The great news is that there is a free, simple and effective technique you can use to shift your perspective to one that is much more helpful. It is a tool to help anyone learn more optimistic thinking. It was developed by Dr Martin Seligman, who built on the original work by psychologist Albert Ellis. It’s called the ABCDE technique, and I have found it to be very useful for shifting unhelpful and often unrealistic perceptions about bad events.
Here’s how it works:
A = Adversity
This is an adverse event that has happened to you – big or small.

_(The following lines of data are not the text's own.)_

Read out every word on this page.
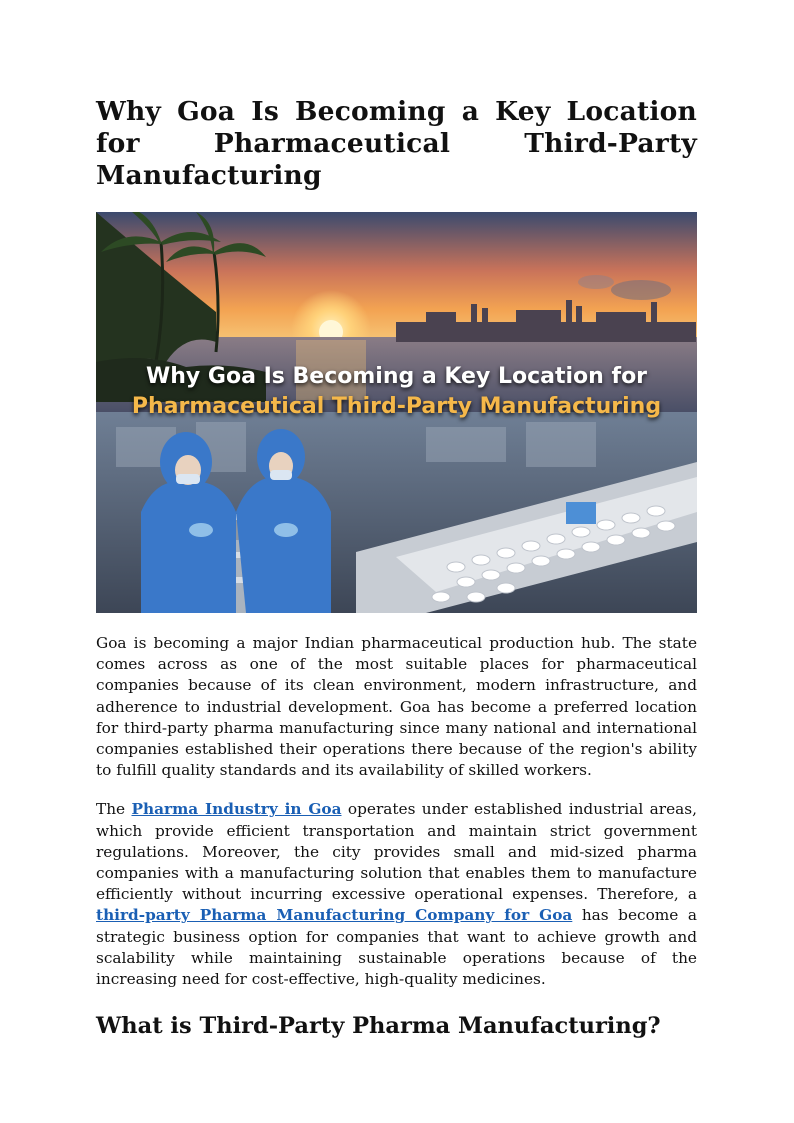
Why Goa Is Becoming a Key Location for Pharmaceutical Third-Party Manufacturing
Why Goa Is Becoming a Key Location for
Pharmaceutical Third-Party Manufacturing

Goa is becoming a major Indian pharmaceutical production hub. The state comes across as one of the most suitable places for pharmaceutical companies because of its clean environment, modern infrastructure, and adherence to industrial development. Goa has become a preferred location for third-party pharma manufacturing since many national and international companies established their operations there because of the region's ability to fulfill quality standards and its availability of skilled workers.

The Pharma Industry in Goa operates under established industrial areas, which provide efficient transportation and maintain strict government regulations. Moreover, the city provides small and mid-sized pharma companies with a manufacturing solution that enables them to manufacture efficiently without incurring excessive operational expenses. Therefore, a third-party Pharma Manufacturing Company for Goa has become a strategic business option for companies that want to achieve growth and scalability while maintaining sustainable operations because of the increasing need for cost-effective, high-quality medicines.

What is Third-Party Pharma Manufacturing?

Let’s use an example: say you were walking along the street and someone from your child’s school walks past you. You see them and smile and they ignore you completely and keep walking. That’s your adversity - you’ve just been snubbed.
B = Belief
This is the very first thought and belief that immediately pops into your head after the adversity has occurred. Continuing with the example above: after being ignored by this person your very first thought might be wondering why they don’t like you and why you’re not good enough for them to even acknowledge you. You’ve tried hard to be friendly yet they obviously don’t like you anyway (that’s the automatic belief kicking in…… I’m not good enough).
C = Consequences
This is the physical and emotional consequences that automatically follow the belief/thought that you just had about the adversity. In our example this could be that you then feel a bit sad, unworthy and flat. Your blood pressure may have gone up a little and you may want to withdraw from other interactions for fear of being ignored again.
D = Disputation
Here is where the real power lies to create a much more helpful perspective. To explain how to use the ‘D’, we need to go back to A and B. Obviously there is nothing that we can do to control the adversity, bad things will happen to us. We also don’t control the very first belief/thought that pops into our head. Here’s the golden moment – immediately following the very first thought, we then have a choice as to the next thought and action we take. The moment that it’s come into the conscious realm is the moment we become empowered to choose the next thing that happens. We do that using disputation; we dispute with ourselves the first belief that we had – Is it absolutely true what I thought? Could there be any other reason for the adversity, other than my first interpretation of it? Let’s go back to the example to demonstrate ‘disputation’ - the person ignores our smile, we believe they don’t like us and we’re not good enough to acknowledge – before we allow that thought to continue its dark pathway, we immediately dispute the thought. We could say to ourselves, why else might they have ignored me? Perhaps they genuinely didn’t see me. How do I know that they didn’t just receive some bad news and were anxious and focussed on that? These are the types of questions we could ask ourselves. Do you get the idea here?
You help yourself to see that it was your own interpretation of what you saw and everything is an assumption on your part. Your assumption might be right but it might not. Rigidly believing the worst case serves you no good purpose, other than to feel bad. By challenging your negative interpretation with something more realistic it can immediately reduce the flow-on consequences of your beliefs. Rather than being left feeling sad and wounded because you felt ignored, you are more likely to get on with the day feeling okay.
E = Energisation
This last piece is about celebrating (acknowledging) that you used the disputation intervention and now you still feel emotionally intact. When we pause and acknowledge our successes we are more likely to repeat them. The more often that you repeat this process, the more you will automatically do it, sparing yourself a downwards mood shift.
You can use this tool over and over, every day for all your negative assumptions, big or small. Every time you catch yourself assuming the worst in any situation, immediately step in to dispute the assumption and come up with other reasons it may have happened.
One last example, when a car pulled out in front of me this morning, my very first thought was that the driver was arrogant and pushy and I started to feel angry and frustrated at them. As soon as I noticed this judgement and response on my part, I looked for reasons as to why else they may have pulled out. I wondered if they had a sick child lying in the back of the car that they were rushing to hospital……not very likely, I thought, but it still threw that little shadow of doubt over my first assumption. Maybe they simply didn’t see me, I know I’ve accidently pulled out in front of someone and I felt terrible for doing it. Maybe they feel terrible now too? My thoughts went on.......even if they are arrogant, so what?! At the end of the day, I’m about 5 metres further back than I was and I didn’t hit them, what does it really matter anyway?? As I did this disputing in my head I felt my anger subside and even my compassion build for this person. So it worked, my mood was still the same and I didn’t waste unnecessary negative energy on something that wasn’t in my control.
I encourage you to try this technique a few times. Like anything new, it takes a bit of practice. I can tell you from my own personal experience, and from what my clients report back to me, that this can be a very empowering and liberating tool to have in your armoury! Good luck.